Yep, coolest job in the world, I think it comes right before fire fighter and secret agent.
WHAT! NINE THOUSAND!?!?
It's amazing these people get paid actual money for this.
|Caminante Nocturno |
I can say with no irony whatsoever that I wish I had a job like that.
Voice acting in general? Hell yes.
For this kind of show? Nine thousand time no.
I'm actually trying to get this job.
Yeah, voice acting would be a sweet, sweet job and I think I'd be pretty good at it, but fuck DBZ. That would be kind of a shitty one to work on. No real characters or anything..just dumb animu shit and being rewarded with "DUBBING SUCKS" from the legions of brain-dead "fans."
DBZ sucks, but Budokai 3 is actually a pretty fun game. Not only do most of the super moves literally destroy the world, but afterwards, you can still keep fighting.
Extra star for the Hulk Hogan voice at 0:20.

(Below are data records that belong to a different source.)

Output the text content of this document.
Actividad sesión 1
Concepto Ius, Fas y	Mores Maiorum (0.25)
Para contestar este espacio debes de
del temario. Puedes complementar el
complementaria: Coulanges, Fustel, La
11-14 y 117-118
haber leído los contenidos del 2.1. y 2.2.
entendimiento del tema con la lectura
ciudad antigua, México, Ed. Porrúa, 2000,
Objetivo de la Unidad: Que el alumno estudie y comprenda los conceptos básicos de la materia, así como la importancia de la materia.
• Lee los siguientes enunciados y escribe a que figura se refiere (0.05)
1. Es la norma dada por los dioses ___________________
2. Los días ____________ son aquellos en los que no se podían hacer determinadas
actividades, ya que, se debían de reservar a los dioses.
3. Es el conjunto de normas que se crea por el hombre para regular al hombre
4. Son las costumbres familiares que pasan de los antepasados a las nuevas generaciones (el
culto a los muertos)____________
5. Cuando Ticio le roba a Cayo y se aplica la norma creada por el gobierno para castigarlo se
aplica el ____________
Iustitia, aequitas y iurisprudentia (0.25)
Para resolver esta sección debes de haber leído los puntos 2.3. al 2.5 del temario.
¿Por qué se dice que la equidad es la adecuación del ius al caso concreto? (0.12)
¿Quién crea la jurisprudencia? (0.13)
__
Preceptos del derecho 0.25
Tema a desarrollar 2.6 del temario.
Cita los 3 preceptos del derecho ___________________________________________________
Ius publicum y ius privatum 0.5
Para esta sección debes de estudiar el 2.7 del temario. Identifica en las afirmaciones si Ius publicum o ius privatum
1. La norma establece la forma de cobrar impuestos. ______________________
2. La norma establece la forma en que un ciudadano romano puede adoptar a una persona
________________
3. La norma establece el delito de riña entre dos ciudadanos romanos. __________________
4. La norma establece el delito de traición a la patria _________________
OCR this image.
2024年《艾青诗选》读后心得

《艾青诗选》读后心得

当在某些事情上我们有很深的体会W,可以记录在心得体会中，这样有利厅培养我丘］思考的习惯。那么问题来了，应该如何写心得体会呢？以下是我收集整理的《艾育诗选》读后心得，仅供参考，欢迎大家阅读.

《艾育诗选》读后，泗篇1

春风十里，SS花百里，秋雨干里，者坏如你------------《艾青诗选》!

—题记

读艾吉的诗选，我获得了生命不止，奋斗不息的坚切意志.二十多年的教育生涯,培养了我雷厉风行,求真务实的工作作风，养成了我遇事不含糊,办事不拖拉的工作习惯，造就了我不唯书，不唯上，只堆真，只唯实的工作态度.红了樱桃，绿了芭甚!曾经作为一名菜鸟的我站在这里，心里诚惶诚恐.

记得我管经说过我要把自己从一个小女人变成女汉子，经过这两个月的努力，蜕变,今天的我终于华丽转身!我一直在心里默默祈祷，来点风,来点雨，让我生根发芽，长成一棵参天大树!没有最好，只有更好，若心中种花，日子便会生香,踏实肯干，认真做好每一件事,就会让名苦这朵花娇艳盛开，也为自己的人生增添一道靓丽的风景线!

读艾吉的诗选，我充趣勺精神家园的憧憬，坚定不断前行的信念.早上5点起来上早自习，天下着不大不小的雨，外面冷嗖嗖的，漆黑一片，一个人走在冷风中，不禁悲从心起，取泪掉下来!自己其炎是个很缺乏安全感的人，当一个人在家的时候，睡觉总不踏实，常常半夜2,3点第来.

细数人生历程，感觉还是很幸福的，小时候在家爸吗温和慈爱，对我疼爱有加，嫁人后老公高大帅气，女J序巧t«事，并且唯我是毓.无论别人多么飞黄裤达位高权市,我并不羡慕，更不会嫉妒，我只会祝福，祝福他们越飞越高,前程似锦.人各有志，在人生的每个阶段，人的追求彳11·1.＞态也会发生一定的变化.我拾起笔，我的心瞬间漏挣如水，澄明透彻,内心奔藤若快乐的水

i also agree that voice acting would be cool, but there is a catch to it. go on imdb and look at how long any voice actors resume is. you'll find a mammoth list of thousands of jobs not including commercial work, which is the bread and butter. now check up on the pay. you you feel they match up and can convincingly talk about baking soda and toilet paper like it changed your damn life, have at you.
|Angel Carver |
I worked with Sean Schemmel (Goku) on a different cartoon. The dude is a legend.

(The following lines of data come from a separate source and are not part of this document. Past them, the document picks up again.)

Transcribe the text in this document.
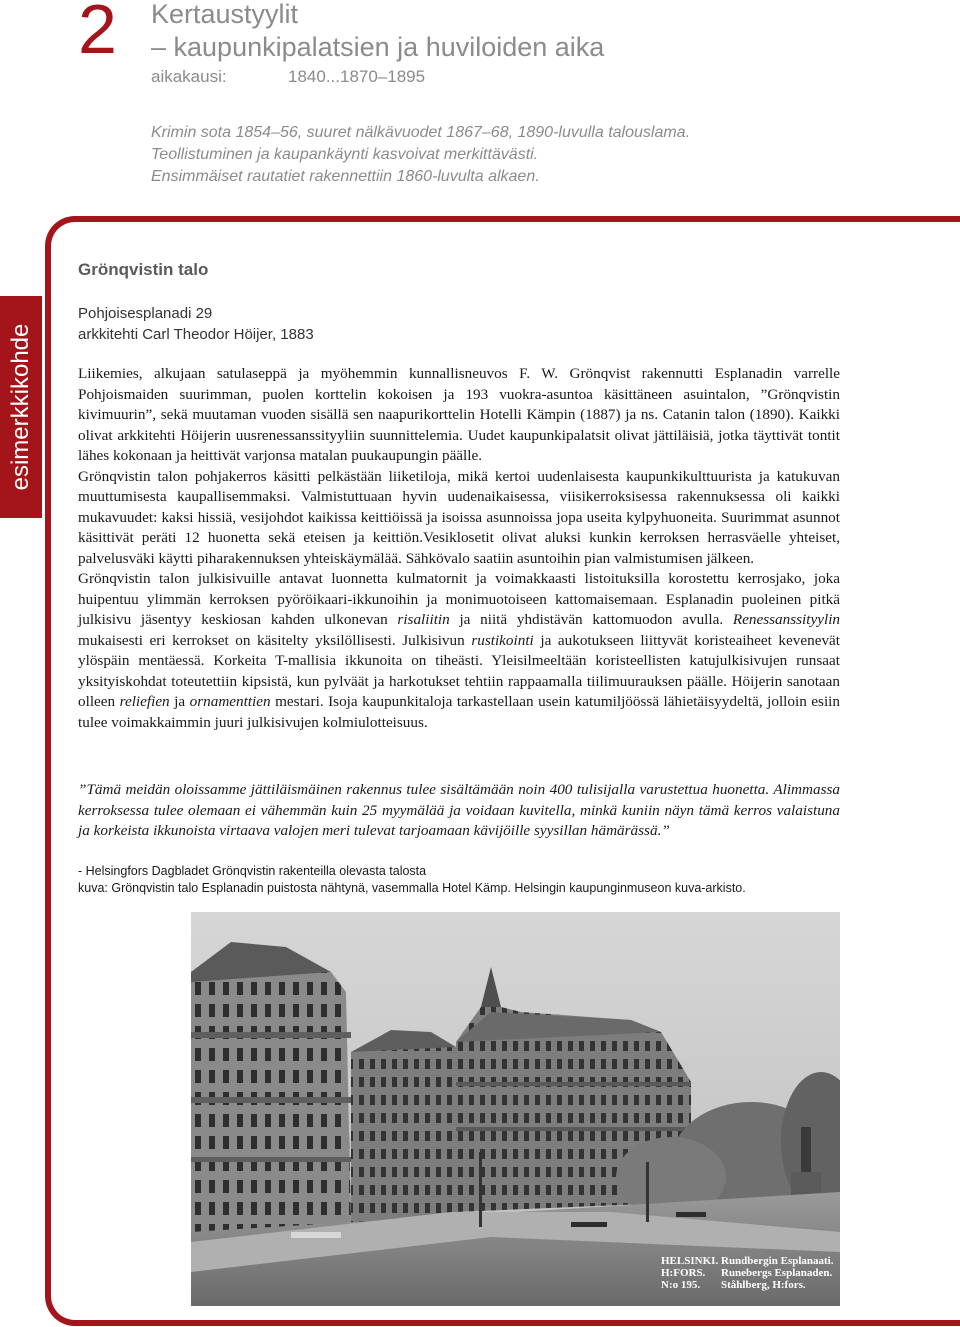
2 Kertaustyylit
– kaupunkipalatsien ja huviloiden aika
aikakausi:	1840...1870–1895
Krimin sota 1854–56, suuret nälkävuodet 1867–68, 1890-luvulla talouslama.
Teollistuminen ja kaupankäynti kasvoivat merkittävästi.
Ensimmäiset rautatiet rakennettiin 1860-luvulta alkaen.
esimerkkikohde
Grönqvistin talo
Pohjoisesplanadi 29
arkkitehti Carl Theodor Höijer, 1883

Liikemies, alkujaan satulaseppä ja myöhemmin kunnallisneuvos F. W. Grönqvist rakennutti Esplanadin varrelle Pohjoismaiden suurimman, puolen korttelin kokoisen ja 193 vuokra-asuntoa käsittäneen asuintalon, ”Grönqvistin kivimuurin”, sekä muutaman vuoden sisällä sen naapurikorttelin Hotelli Kämpin (1887) ja ns. Catanin talon (1890). Kaikki olivat arkkitehti Höijerin uusrenessanssityyliin suunnittelemia. Uudet kaupunkipalatsit olivat jättiläisiä, jotka täyttivät tontit lähes kokonaan ja heittivät varjonsa matalan puukaupungin päälle.

Grönqvistin talon pohjakerros käsitti pelkästään liiketiloja, mikä kertoi uudenlaisesta kaupunkikulttuurista ja katukuvan muuttumisesta kaupallisemmaksi. Valmistuttuaan hyvin uudenaikaisessa, viisikerroksisessa rakennuksessa oli kaikki mukavuudet: kaksi hissiä, vesijohdot kaikissa keittiöissä ja isoissa asunnoissa jopa useita kylpyhuoneita. Suurimmat asunnot käsittivät peräti 12 huonetta sekä eteisen ja keittiön.Vesiklosetit olivat aluksi kunkin kerroksen herrasväelle yhteiset, palvelusväki käytti piharakennuksen yhteiskäymälää. Sähkövalo saatiin asuntoihin pian valmistumisen jälkeen.

Grönqvistin talon julkisivuille antavat luonnetta kulmatornit ja voimakkaasti listoituksilla korostettu kerrosjako, joka huipentuu ylimmän kerroksen pyöröikaari-ikkunoihin ja monimuotoiseen kattomaisemaan. Esplanadin puoleinen pitkä julkisivu jäsentyy keskiosan kahden ulkonevan risaliitin ja niitä yhdistävän kattomuodon avulla. Renessanssityylin mukaisesti eri kerrokset on käsitelty yksilöllisesti. Julkisivun rustikointi ja aukotukseen liittyvät koristeaiheet kevenevät ylöspäin mentäessä. Korkeita T-mallisia ikkunoita on tiheästi. Yleisilmeeltään koristeellisten katujulkisivujen runsaat yksityiskohdat toteutettiin kipsistä, kun pylväät ja harkotukset tehtiin rappaamalla tiilimuurauksen päälle. Höijerin sanotaan olleen reliefien ja ornamenttien mestari. Isoja kaupunkitaloja tarkastellaan usein katumiljöössä lähietäisyydeltä, jolloin esiin tulee voimakkaimmin juuri julkisivujen kolmiulotteisuus.

”Tämä meidän oloissamme jättiläismäinen rakennus tulee sisältämään noin 400 tulisijalla varustettua huonetta. Alimmassa kerroksessa tulee olemaan ei vähemmän kuin 25 myymälää ja voidaan kuvitella, minkä kuniin näyn tämä kerros valaistuna ja korkeista ikkunoista virtaava valojen meri tulevat tarjoamaan kävijöille syysillan hämärässä.”
- Helsingfors Dagbladet Grönqvistin rakenteilla olevasta talosta
kuva: Grönqvistin talo Esplanadin puistosta nähtynä, vasemmalla Hotel Kämp. Helsingin kaupunginmuseon kuva-arkisto.
HELSINKI.
H:FORS.
N:o 195.
Rundbergin Esplanaati.
Runebergs Esplanaden.
Ståhlberg, H:fors.
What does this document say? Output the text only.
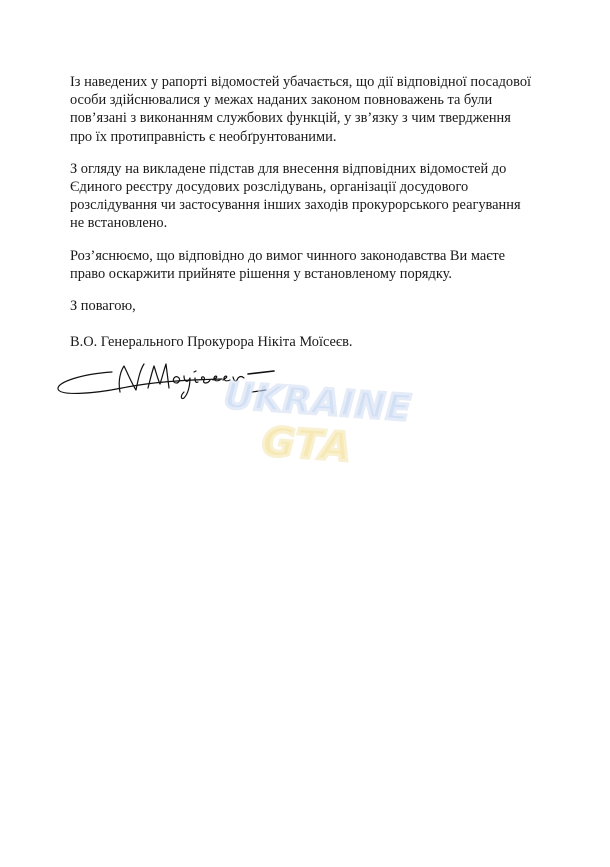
Із наведених у рапорті відомостей убачається, що дії відповідної посадової
особи здійснювалися у межах наданих законом повноважень та були
пов’язані з виконанням службових функцій, у зв’язку з чим твердження
про їх протиправність є необґрунтованими.

З огляду на викладене підстав для внесення відповідних відомостей до
Єдиного реєстру досудових розслідувань, організації досудового
розслідування чи застосування інших заходів прокурорського реагування
не встановлено.

Роз’яснюємо, що відповідно до вимог чинного законодавства Ви маєте
право оскаржити прийняте рішення у встановленому порядку.

З повагою,

В.О. Генерального Прокурора Нікіта Моїсеєв.

UKRAINE
GTA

Seriously, he elevated every joke we wrote for him.
That woman seems somewhat disenchanted by the world of big-time Hollywood yelling.
|A Jumping Spider! |
I wonder if the throat burn from this has ever screwed them over on any other acting jobs.
I can safely say that every person in that clip looked exactly like they ought to.
|Grace Mugabe |
That is some incredible sarcasm by the ginger bearded guy.
|Pie Boy |
Now imagine being a Soul Calibur voice actor.